= Fatima Movement of Priests =

Roman Catholic movement

The Fátima Movement of Priests is a Roman Catholic movement organized by priests who follow the Marian devotion to Our Lady of Fátima, and was founded under the auspices of the Fatima Center.

==History==
===Fatima Center===
The Fatima Center was founded in 1978 by the Roman Catholic priest Father Nicholas Gruner. It is a self-described "grass roots association of Catholic priests and lay people whose mission is to make known the full Message of Our Lady of Fatima, and promote devotion to the Immaculate Heart of Mary".

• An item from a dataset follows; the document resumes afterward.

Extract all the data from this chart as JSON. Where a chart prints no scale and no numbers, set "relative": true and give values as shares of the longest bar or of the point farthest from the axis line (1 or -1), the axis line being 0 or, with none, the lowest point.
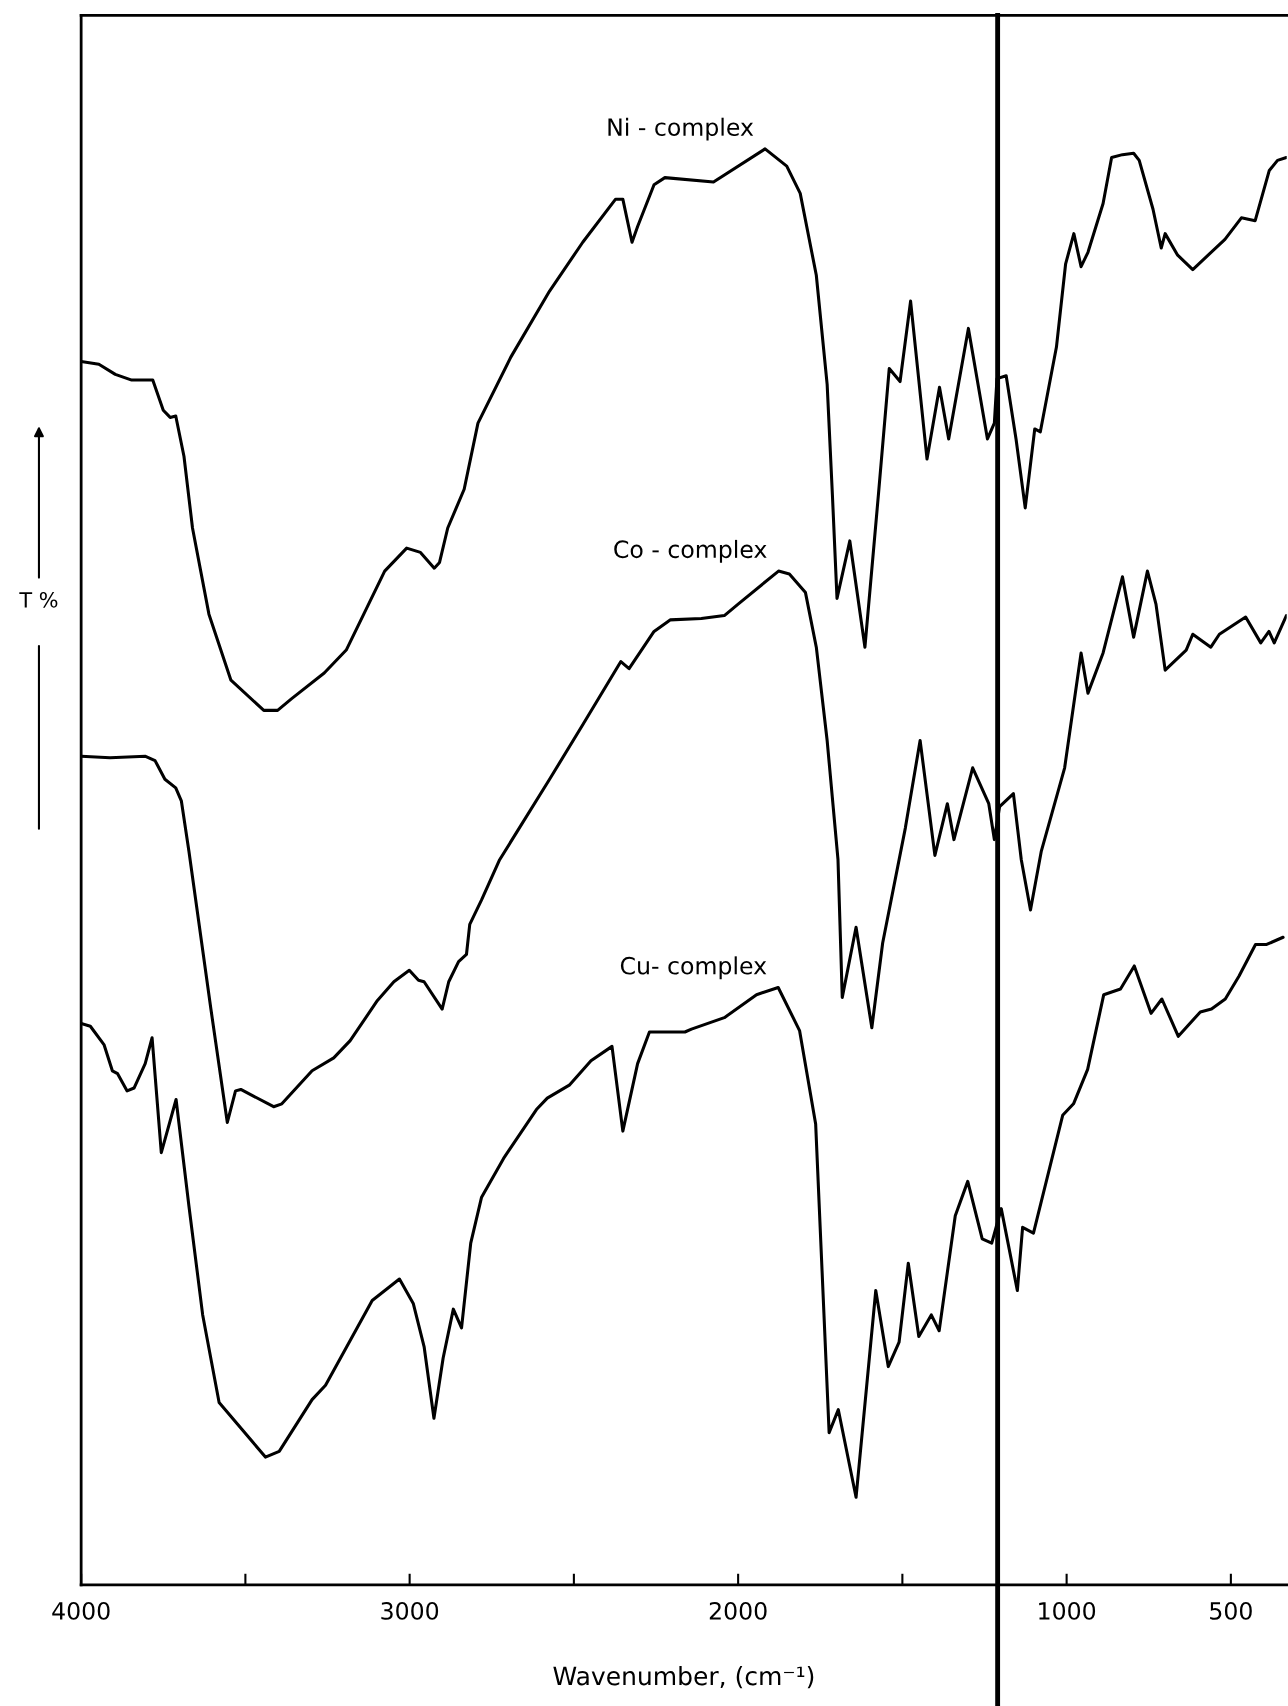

===Fátima Movement of Priests===
The movement was founded following a series of meetings among priests at three international Fátima Peace Congresses held by the Fátima Center: Tuy, Spain, and Fátima, Portugal, in October 2006; São Paulo, Brazil, in July 2007; and Madras, India, in late January, early February 2008.

The organization's stated focus is to implement the messages of Our Lady of Fátima to affect people's lives, parishes and dioceses. It is also a loose confederation of Catholic priests and bishops the world over who have resolved to make the Fátima Message more central in their own priestly lives and in their work.

The group's parent organization is the Fatima Center, founded by the Canadian priest Father Nicholas Gruner.